Там, где мы (Демченко) - страница 183

Я с превеликим трудом приподнялся на руке и сел.

Меня тут же замутило, пробрала дрожь.

Как только спала пелена «зефирной» иллюзии, навеянной горячечным бредом пробуждения, навалившаяся реальность тут же вернула и обыденные, свойственные поганой бренной жизни, ощущения.

И улетев, этот "шоколад мимозного настроения" прихватил с собою заодно состояние отрешённой эйфории.

Оставив в гадкое наследство полный набор мерзопакостей, тут же ринувшихся на захват сданных было ими позиций.

Меня обильно вырвало.
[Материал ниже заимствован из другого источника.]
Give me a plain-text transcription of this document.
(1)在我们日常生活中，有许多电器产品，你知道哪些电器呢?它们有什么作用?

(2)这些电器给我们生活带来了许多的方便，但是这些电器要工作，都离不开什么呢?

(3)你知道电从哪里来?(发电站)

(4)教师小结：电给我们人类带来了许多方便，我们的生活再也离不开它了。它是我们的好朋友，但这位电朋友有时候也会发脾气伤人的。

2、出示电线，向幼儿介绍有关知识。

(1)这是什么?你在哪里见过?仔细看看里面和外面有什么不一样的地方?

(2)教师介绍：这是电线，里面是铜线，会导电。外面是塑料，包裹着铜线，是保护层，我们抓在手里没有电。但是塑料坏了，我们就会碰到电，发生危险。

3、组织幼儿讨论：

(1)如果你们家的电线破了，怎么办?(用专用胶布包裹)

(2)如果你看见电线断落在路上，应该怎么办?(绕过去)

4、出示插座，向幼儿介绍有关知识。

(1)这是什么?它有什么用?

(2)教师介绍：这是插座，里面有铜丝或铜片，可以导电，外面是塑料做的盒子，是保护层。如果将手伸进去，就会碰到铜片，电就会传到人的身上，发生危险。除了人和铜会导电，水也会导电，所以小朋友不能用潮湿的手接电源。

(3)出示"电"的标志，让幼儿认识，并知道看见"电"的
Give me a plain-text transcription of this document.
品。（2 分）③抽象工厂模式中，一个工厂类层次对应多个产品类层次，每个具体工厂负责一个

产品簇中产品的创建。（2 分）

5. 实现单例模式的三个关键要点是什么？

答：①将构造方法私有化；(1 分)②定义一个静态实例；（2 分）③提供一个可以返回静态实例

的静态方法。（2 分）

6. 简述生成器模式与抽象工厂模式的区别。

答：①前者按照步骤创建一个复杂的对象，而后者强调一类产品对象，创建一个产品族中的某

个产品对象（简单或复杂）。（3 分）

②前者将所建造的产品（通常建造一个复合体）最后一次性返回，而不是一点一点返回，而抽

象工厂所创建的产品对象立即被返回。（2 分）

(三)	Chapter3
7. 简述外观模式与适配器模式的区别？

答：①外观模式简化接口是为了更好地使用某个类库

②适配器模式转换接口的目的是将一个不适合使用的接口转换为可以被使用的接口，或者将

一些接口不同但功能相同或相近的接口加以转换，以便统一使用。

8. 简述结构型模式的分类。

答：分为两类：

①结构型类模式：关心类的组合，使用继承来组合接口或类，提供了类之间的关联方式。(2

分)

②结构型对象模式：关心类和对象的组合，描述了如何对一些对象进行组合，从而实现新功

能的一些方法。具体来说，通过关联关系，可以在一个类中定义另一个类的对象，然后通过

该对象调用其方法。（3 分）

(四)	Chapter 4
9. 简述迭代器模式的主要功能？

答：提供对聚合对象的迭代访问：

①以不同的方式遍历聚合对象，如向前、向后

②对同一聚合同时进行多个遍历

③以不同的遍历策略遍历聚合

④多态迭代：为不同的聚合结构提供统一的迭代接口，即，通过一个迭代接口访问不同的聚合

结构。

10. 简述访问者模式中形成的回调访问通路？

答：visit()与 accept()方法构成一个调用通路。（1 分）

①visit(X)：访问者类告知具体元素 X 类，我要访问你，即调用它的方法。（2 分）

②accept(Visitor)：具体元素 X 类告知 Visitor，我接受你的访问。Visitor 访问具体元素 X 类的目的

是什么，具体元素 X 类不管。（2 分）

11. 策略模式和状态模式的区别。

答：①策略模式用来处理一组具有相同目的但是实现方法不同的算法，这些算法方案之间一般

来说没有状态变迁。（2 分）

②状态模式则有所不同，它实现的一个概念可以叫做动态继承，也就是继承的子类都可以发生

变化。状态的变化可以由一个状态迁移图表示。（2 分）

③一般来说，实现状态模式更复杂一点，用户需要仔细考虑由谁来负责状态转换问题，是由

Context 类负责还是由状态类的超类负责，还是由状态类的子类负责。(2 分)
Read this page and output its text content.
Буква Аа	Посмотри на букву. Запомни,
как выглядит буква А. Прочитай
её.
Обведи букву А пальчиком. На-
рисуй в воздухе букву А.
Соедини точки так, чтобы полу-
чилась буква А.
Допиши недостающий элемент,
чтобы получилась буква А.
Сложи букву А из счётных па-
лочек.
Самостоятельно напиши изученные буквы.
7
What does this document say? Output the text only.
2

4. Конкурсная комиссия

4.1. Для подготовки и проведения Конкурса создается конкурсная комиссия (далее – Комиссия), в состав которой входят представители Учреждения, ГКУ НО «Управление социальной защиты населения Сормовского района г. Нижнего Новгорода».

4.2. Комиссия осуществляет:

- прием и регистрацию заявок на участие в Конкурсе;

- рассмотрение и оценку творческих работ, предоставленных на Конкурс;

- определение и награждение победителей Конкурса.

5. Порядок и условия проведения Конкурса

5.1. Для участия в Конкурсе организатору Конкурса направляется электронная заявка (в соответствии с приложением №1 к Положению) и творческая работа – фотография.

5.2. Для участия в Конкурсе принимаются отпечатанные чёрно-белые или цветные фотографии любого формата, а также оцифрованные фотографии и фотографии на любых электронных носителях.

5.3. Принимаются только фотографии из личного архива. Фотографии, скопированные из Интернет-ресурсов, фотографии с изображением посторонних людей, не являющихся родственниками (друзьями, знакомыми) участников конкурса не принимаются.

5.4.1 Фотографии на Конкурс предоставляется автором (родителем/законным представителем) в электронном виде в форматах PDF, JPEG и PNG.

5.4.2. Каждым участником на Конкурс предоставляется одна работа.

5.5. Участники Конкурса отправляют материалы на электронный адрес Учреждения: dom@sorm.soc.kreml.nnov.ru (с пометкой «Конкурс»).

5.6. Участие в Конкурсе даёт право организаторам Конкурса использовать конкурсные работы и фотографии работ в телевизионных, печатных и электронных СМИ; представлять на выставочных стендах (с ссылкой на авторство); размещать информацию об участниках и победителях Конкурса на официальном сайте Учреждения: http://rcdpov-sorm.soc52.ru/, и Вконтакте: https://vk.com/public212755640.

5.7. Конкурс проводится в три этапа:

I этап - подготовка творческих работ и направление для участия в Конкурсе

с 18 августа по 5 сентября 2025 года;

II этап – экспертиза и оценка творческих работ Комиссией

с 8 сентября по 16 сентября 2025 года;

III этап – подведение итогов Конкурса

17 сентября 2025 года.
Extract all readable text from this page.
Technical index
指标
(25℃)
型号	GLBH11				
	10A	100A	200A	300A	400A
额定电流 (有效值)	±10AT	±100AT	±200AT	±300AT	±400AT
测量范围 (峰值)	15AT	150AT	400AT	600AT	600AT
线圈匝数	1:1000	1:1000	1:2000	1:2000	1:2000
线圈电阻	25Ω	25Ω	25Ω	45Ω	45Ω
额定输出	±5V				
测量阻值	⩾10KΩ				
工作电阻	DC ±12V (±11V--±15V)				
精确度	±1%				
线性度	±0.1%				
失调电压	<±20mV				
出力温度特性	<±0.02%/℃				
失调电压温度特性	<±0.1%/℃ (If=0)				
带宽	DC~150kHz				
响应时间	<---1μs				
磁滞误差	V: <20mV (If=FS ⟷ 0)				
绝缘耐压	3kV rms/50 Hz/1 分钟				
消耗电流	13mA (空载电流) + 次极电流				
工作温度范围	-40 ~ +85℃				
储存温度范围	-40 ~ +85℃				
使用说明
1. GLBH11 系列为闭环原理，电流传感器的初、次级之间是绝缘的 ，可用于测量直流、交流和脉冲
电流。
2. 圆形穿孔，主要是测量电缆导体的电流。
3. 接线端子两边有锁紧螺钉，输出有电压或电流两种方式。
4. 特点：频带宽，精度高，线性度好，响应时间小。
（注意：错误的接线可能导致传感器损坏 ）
Водою.

Если б в меня можно было натолкать дрожжей и сахара, да прислонить в тёплом месте к горячей стенке, и оставить так подремать, то через пару дней из бурдюка моей шкуры можно было бы хлебать брагу. Во мне воды, казалось, было столько, что я могу не пить теперь месяц.

Тело ломило и от холода, и от перенесённых «кувырков», обильно сдобренных «дружескими» тычками и оплеухами "от Трубы". Как "от Кутюр"…

А более всего — от безграничной, высосавшей и раскатавшей меня в лепёшку, усталости. Того неизмеримого, бескрайнего равнодушия тела, впавшего в состояние двигательной прострации, в котором ему абсолютно не подвластно и находится вне всякого понимания такое явление, как "движение".

— Здравствуй…, чёрт… — свистящие, со всхрипом слова словно выталкивало из меня насильно, как сжатым воздухом.

Я сказал ему слова «приветствия», хотя всё во мне пыталось напрячься, собраться в пружину, аккумулироваться… для одной-единственной цели.

Я был уверен, что данная цель была самой благородной и возвышенной в оставшемся при памяти мире, стоящей даже того, чтобы после этого упасть без сил и больше не встать.

Это — дать ему в зубы.

Дать так, чтобы он тут же проглотил их — разом все, прямо вместе с перемолотыми в кашу дёснами, пузырями солёной густой крови и мелким крошевом разбитых вдребезги челюстных костей.

Авось пригодится всё это «хозяйство» к старости, когда освоится, срастётся и станет на новое место. Где-нибудь в районе прямой кишки!

…Эта гнида улыбалась…

Будто почуяв мои мысли, он резво отпрянул от меня, вскочив с корточек, на которых сидел, уставившись своими наглыми буркалами мне в синюшное лицо.

Словно рассматривая меня, как козявку на лацкане пиджака.

…И всё-таки он меня боится…

Даже здесь, у себя. Даже в таком моём состоянии. Даже имея при себе пистолет, который я уже успел заметить на его поясе…

Что же, это радует…

Значит, ты всё же не забыл, с каким усердием я вколачивал в тебя то, за что сейчас и пришёл за тобой, мой не имеющий права жить друг…

Но ты улыбаешься…

Так скалится в растерянной и хмурой улыбке псарь, к которому принесли израненного, еле живого кобеля, слава о злобе и кровожадности которого дошла и до его ушей.